Voges was in superb form in the Sheffield Shield season, topping the run charts and averaging more than 104. Fawad, a leg-spinner, took 48 wicket and was the most destructive bowler, topping his chart as well.

Voges' selection saw Burns dropped, despite his good Test debut series against India, but Marsh said that Burns was part of the A-side and would be gathering experience with an eye to the 2016 international season.

Marsh said of Voges: "He had a magnificent Shield season, absolutely no doubt about that. I looked at him on four or five occasions, maybe more, this year. and I thought 'I don't know how anyone is going to get this bloke out'.

"He was that dominant, but it wasn't only the fact he made 1300-odd runs, it was the way he made them.

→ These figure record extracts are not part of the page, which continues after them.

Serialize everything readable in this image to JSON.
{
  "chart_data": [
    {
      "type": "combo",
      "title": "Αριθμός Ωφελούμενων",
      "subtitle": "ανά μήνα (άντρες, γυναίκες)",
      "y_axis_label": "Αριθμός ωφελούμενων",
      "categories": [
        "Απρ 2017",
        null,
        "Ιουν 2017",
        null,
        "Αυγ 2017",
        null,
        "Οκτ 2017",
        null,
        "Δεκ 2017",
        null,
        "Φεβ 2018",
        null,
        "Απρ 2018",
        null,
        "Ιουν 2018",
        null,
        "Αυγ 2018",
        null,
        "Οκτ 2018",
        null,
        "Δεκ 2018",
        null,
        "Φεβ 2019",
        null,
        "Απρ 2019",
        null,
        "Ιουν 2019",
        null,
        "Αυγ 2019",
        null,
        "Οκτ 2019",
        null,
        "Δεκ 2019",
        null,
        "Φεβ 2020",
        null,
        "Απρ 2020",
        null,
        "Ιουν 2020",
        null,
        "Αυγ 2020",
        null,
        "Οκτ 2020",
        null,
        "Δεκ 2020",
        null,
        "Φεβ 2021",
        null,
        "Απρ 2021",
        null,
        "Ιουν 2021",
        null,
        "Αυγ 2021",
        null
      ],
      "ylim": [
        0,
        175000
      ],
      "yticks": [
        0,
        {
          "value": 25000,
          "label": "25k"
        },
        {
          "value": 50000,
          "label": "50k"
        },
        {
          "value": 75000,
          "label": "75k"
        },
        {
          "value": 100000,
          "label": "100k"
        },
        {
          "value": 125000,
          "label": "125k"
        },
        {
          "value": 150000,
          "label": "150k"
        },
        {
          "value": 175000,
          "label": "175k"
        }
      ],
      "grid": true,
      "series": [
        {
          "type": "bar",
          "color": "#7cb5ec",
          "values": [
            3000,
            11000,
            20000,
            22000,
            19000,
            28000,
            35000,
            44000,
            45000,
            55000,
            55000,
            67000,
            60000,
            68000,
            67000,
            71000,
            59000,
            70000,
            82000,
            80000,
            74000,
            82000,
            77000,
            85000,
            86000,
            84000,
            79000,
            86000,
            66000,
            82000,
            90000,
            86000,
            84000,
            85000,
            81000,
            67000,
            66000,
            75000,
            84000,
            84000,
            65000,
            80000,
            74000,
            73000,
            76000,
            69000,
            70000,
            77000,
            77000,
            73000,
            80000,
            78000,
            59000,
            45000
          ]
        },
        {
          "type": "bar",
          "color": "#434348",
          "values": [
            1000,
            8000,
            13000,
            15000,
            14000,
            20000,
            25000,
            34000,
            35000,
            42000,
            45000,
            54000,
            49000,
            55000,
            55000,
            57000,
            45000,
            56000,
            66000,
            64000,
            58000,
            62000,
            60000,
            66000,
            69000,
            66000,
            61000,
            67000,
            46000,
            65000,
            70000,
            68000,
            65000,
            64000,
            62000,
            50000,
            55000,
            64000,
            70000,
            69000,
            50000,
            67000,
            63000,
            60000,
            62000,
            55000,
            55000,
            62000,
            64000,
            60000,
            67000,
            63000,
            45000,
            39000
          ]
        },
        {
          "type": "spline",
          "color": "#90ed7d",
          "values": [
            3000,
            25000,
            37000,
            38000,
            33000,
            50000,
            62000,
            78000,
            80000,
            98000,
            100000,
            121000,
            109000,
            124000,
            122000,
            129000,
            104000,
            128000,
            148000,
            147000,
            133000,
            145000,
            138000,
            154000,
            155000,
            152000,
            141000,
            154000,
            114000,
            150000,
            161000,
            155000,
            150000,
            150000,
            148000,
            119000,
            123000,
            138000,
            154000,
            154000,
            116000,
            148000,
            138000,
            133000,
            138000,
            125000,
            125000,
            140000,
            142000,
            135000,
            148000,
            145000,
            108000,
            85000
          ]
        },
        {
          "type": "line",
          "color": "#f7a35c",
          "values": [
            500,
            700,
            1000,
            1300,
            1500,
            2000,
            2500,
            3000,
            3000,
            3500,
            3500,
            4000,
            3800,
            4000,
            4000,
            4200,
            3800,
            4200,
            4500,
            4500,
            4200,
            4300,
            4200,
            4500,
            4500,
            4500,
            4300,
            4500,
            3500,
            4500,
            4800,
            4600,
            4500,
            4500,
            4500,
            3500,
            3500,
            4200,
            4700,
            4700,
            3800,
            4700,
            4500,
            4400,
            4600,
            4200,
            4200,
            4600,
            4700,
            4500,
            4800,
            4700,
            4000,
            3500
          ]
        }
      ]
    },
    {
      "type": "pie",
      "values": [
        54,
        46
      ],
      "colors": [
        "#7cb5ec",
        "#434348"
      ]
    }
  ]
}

It was as good as any Sheffield Shield batting I've ever seen, and I've seen some good stuff.

"Pure weight of runs, and the way in which he got those runs [put Voges ahead of Burns]. You could just see Test player written all over him. Mark Waugh saw him bat, Trevor Hohns saw him bat, I saw him bat, all the state coaches, all the state talent managers. Everyone said the same thing – surely we can't all be wrong.

"It worked out quite nicely for Joe in a lot of ways in as much as he will be going to India, where he's never played cricket, he'll have two four-day matches and five one-day matches in India, and I reckon that will be very good for his overall development as a batsman."

Of Fawad being picked ahead of Agar, Marsh explained: "Forty-eight wickets is a pretty good season, and it wasn't only the fact he got 48 wickets, it was the way he bowled.

"He bowled beautifully all summer and him being a legspinner as opposed to a finger spinner probably also gave him a slight advantage because, believe it or not, Australia's always looking for legspinners. We have a proud history of legspinning in this country, and we want that to continue.

"He doesn't bowl too much rubbish, and he creates a lot of pressure. He's able to have men around the bat in most instances and he keeps asking the batsmen questions. That's what most good spinners do, you need to be able to remain on as a legspinners.

"It is all very well ripping the ball, but if you bowl two full tosses, two long hops, it's very hard for the captain to keep you on. He maintains good economy and he asks many questions of both left and right-handed batsmen."